Enseignant-chercheur à l’Institut burkinabè des arts et des métiers (IBAM), le Dr Eric Relwendé Sawadogo, estime que les annonces faites jeudi par le président du Faso devraient être accompagnées de mesures à long terme pour faire face à cette crise dont les effets, d’après lui, s’étaleront sur au moins trois ans.

 

 

Comment appréciez-vous d’une manière générale la batterie de mesures annoncées par le chef de l’Etat pour juguler les conséquences du Covid-19 ?

 

La sortie du président est tardive vue l’urgence de la situation, mais c’est déjà bien que lui et son gouvernement aient fini par parler aux Burkinabè pour les rassurer. Elle est salutaire dans la mesure où le président a annoncé des mesures qui,  si elles sont effectivement appliquées, pourraient atténuer certains effets de la crise et rassurer la population qu’il y a toujours un capitaine qui dirige le bateau Burkinabè.

 

Quel peut être l’impact des mesures économiques sur notamment les entreprises dont la plupart tournent au ralenti ?

 

Les mesures fiscales vont permettre aux entreprises qui devraient payer des taxes en avril et mai  d’avoir de la liquidité pour poursuivre leurs activités et payer les salaires de leurs travailleurs. Ainsi, à court terme, je pense qu’elles auront des effets non négligeables sur les entreprises qui bénéficieront de ces politiques fiscales. 
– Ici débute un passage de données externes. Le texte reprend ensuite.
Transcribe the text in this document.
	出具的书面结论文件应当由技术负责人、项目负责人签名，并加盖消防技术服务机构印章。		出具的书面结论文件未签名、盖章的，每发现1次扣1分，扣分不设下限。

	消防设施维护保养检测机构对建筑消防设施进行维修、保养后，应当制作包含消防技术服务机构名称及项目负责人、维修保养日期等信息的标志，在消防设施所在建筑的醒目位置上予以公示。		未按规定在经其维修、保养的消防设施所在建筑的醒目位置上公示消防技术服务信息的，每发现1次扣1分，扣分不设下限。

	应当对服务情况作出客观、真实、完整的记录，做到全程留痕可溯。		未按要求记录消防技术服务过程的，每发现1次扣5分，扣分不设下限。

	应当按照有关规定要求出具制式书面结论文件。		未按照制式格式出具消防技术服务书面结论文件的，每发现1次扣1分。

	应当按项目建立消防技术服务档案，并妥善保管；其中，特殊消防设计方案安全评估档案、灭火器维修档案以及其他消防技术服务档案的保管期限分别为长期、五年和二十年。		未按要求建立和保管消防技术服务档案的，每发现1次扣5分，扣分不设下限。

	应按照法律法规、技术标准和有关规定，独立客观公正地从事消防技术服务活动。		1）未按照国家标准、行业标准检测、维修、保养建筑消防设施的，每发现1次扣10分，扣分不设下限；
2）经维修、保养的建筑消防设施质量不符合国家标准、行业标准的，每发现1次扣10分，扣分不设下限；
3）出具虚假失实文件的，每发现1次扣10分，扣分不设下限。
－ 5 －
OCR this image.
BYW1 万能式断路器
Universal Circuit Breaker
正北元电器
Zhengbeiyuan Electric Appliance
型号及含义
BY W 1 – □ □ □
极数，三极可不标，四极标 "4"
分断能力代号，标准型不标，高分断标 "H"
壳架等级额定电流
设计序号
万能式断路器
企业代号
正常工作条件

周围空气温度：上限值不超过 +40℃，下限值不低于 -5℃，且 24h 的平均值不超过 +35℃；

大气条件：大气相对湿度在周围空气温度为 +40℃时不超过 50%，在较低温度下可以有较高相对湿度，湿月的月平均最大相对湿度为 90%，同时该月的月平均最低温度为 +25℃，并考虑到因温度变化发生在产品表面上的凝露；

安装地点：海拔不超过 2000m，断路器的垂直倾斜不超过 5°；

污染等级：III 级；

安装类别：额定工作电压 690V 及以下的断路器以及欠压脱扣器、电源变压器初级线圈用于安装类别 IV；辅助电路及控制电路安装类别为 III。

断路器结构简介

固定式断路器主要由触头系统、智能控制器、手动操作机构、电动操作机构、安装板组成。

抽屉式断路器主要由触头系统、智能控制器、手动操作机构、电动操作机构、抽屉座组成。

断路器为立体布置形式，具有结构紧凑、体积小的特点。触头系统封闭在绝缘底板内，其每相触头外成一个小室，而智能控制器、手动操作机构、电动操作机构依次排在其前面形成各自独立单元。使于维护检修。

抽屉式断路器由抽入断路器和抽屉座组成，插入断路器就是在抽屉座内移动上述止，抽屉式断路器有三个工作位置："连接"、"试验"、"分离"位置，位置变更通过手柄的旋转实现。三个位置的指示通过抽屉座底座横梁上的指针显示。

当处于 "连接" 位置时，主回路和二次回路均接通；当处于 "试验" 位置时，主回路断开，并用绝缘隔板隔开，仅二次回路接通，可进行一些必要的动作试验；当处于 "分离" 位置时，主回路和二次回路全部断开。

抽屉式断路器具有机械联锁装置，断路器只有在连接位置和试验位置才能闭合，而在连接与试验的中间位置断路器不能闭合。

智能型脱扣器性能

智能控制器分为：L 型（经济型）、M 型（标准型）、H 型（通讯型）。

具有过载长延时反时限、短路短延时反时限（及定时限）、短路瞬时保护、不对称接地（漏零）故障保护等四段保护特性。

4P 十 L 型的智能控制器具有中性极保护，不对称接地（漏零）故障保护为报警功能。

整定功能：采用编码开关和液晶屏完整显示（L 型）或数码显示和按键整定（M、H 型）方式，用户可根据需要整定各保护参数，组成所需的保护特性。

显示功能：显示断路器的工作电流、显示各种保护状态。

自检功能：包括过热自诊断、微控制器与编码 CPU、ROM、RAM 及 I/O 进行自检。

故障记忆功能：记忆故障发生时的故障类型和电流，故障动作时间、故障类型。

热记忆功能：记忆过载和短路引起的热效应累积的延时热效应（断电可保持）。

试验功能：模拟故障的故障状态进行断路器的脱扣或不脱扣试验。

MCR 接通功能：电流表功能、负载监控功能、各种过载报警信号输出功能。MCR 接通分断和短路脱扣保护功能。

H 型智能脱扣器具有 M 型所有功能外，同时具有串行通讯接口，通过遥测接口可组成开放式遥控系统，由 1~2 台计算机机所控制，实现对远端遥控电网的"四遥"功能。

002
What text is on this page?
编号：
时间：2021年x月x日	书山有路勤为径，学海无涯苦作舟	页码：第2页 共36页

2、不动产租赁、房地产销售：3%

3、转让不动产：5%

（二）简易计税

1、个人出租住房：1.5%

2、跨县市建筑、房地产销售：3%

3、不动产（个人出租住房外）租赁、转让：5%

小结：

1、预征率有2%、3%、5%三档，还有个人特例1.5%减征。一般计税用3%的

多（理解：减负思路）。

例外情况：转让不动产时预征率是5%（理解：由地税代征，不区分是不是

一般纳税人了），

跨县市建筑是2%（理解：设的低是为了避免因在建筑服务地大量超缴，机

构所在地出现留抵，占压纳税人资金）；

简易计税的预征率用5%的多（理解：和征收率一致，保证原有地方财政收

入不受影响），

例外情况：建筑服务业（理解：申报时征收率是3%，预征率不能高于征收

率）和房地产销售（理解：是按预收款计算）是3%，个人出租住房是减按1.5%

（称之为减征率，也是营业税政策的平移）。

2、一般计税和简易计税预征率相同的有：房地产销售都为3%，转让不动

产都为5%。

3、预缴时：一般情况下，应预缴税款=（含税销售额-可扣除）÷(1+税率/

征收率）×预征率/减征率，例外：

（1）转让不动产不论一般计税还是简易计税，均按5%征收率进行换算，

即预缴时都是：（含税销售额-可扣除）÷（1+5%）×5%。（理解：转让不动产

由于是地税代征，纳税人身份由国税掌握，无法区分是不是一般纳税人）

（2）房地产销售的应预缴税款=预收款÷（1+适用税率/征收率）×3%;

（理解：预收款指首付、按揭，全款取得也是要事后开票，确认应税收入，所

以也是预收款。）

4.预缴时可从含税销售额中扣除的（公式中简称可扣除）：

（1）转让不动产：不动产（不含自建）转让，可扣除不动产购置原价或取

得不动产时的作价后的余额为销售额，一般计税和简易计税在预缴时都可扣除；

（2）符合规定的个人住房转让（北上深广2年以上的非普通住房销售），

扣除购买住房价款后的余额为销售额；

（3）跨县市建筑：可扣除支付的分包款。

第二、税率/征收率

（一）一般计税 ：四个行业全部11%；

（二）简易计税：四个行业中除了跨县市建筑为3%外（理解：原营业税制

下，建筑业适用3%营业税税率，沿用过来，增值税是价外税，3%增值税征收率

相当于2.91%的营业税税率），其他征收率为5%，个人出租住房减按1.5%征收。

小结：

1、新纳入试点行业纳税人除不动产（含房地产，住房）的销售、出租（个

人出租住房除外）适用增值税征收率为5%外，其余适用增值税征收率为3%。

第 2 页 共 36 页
Il faut aussi signaler que ce sont des mesures d’urgence à court terme qui vont limiter les pertes de certaines structures, et il faudrait déjà commencer à réfléchir sur des mesures à long terme. La plupart des mesures fiscales étant prévues  pour une période maximum de 3 mois alors que les effets de cette crise se ressentiront sur une période d'au moins 3 ans.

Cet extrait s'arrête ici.